The hybrid answer: Combining agentic and monolithic approaches
To bridge the gaps, we created a hybrid system:
- The agentic framework ran first, dealing with exact detection of recognized injury varieties and junk photographs. We restricted the variety of brokers to essentially the most important ones to enhance latency.
- Then, a monolithic picture LLM immediate scanned the picture for the rest the brokers might need missed.
- Lastly, we fine-tuned the mannequin utilizing a curated set of photographs for high-priority use instances, like ceaselessly reported injury situations, to additional enhance accuracy and reliability.
This mixture gave us the precision and explainability of the agentic setup, the broad protection of monolithic prompting and the boldness enhance of focused fine-tuning.
What we discovered
Just a few issues turned clear by the point we wrapped up this mission:
- Agentic frameworks are extra versatile than they get credit score for: Whereas they’re often related to workflow administration, we discovered they may meaningfully enhance mannequin efficiency when utilized in a structured, modular method.
- Mixing totally different approaches beats counting on only one: The mix of exact, agent-based detection alongside the broad protection of LLMs, plus a little bit of fine-tuning the place it mattered most, gave us much more dependable outcomes than any single technique by itself.
- Visible fashions are vulnerable to hallucinations: Even the extra superior setups can soar to conclusions or see issues that aren’t there. It takes a considerate system design to maintain these errors in verify.
- Picture high quality selection makes a distinction: Coaching and testing with each clear, high-resolution photographs and on a regular basis, lower-quality ones helped the mannequin keep resilient when confronted with unpredictable, real-world pictures.

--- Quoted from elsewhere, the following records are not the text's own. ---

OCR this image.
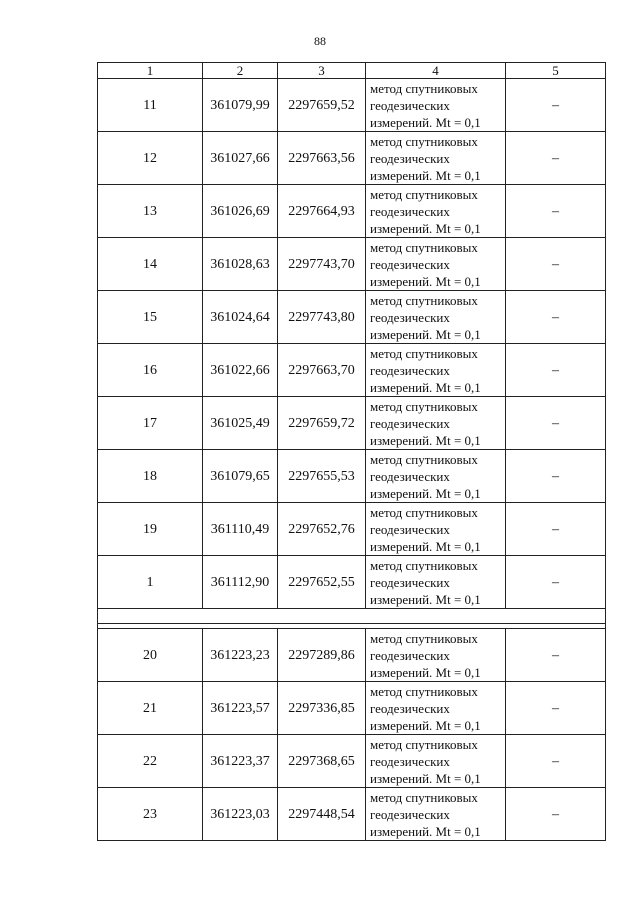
88
1	2	3	4	5
11	361079,99	2297659,52	метод спутниковых геодезических измерений. Mt = 0,1	–
12	361027,66	2297663,56	метод спутниковых геодезических измерений. Mt = 0,1	–
13	361026,69	2297664,93	метод спутниковых геодезических измерений. Mt = 0,1	–
14	361028,63	2297743,70	метод спутниковых геодезических измерений. Mt = 0,1	–
15	361024,64	2297743,80	метод спутниковых геодезических измерений. Mt = 0,1	–
16	361022,66	2297663,70	метод спутниковых геодезических измерений. Mt = 0,1	–
17	361025,49	2297659,72	метод спутниковых геодезических измерений. Mt = 0,1	–
18	361079,65	2297655,53	метод спутниковых геодезических измерений. Mt = 0,1	–
19	361110,49	2297652,76	метод спутниковых геодезических измерений. Mt = 0,1	–
1	361112,90	2297652,55	метод спутниковых геодезических измерений. Mt = 0,1	–

20	361223,23	2297289,86	метод спутниковых геодезических измерений. Mt = 0,1	–
21	361223,57	2297336,85	метод спутниковых геодезических измерений. Mt = 0,1	–
22	361223,37	2297368,65	метод спутниковых геодезических измерений. Mt = 0,1	–
23	361223,03	2297448,54	метод спутниковых геодезических измерений. Mt = 0,1	–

- You want a approach to catch junk photographs: A devoted verify for junk or unrelated footage was one of many easiest modifications we made, and it had an outsized impression on general system reliability.
Closing ideas
What began as a easy thought, utilizing an LLM immediate to detect bodily injury in laptop computer photographs, rapidly changed into a a lot deeper experiment in combining totally different AI methods to sort out unpredictable, real-world issues. Alongside the best way, we realized that a few of the most helpful instruments have been ones not initially designed for one of these work.
Agentic frameworks, typically seen as workflow utilities, proved surprisingly efficient when repurposed for duties like structured injury detection and picture filtering. With a little bit of creativity, they helped us construct a system that was not simply extra correct, however simpler to grasp and handle in apply.
Shruti Tiwari is an AI product supervisor at Dell Applied sciences.
Vadiraj Kulkarni is a knowledge scientist at Dell Applied sciences.